Revitalisasi gazebo sebagai pos ronda terasa manfaatnya saat pandemi Covid-19 lalu. Tempat itu menjadi semacam posko untuk memantau hilir mudik orang yang keluar masuk komplek, termasuk saat malam hari.
Seterusnya hingga sekarang, pos ronda menjadi salah satu ruang pertemuan kecil di komplek kami yang tenang ini. Kadang perjumpaan atau perkenalan lebih dekat dengan tetangga yang baru pindah dimulai dari pos ronda.Â
Kesepakatan untuk menjenguk tetangga yang sakit juga kerap diinisiasi di pos ronda. Tak jarang informasi yang belum sempat dibagikan di grup whatsapp terlebih dahulu terlontar saat ronda malam.

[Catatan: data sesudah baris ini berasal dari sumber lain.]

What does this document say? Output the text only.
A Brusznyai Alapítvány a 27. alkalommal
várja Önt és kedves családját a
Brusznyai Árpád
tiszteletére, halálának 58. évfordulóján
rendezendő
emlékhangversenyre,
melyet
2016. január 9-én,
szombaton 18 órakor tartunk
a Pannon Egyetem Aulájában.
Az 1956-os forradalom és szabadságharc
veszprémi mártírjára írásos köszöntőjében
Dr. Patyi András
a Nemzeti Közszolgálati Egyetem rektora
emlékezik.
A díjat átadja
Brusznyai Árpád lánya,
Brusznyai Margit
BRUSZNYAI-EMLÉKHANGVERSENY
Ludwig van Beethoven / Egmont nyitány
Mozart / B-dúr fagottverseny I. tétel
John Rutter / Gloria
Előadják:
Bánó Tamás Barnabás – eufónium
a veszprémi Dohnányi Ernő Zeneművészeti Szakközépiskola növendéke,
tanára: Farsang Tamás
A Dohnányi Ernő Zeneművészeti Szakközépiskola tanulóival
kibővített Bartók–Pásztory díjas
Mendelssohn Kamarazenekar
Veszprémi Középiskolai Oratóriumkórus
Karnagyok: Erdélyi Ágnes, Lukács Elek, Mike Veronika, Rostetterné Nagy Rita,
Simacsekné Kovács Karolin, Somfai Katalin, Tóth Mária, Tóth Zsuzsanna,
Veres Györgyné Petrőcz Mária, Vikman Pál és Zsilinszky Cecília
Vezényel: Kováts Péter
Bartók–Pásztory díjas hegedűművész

Sementara menjelang hari-hari penting seperti peringatan HUT RI, obrolan-obrolan ringan di pos ronda kerap menghasilkan usulan-usulan yang dibawa ke rapat warga.
Semakin hari dirasakan bahwa kemunculan warga di pos ronda pada malam hari tidak sekadar memenuhi tugas bergiliran yang telah disepakati. Lebih dari itu, ada semacam perjumpaan yang dihayati dan dirayakan di antara warga.
Seolah ingin mengkompensasi ketiadaan waktu berinteraksi saat hari terang, warga komplek, terutama kaum prianya menjadikan pos ronda sebagai ruang untuk saling bertemu saat hari telah gelap.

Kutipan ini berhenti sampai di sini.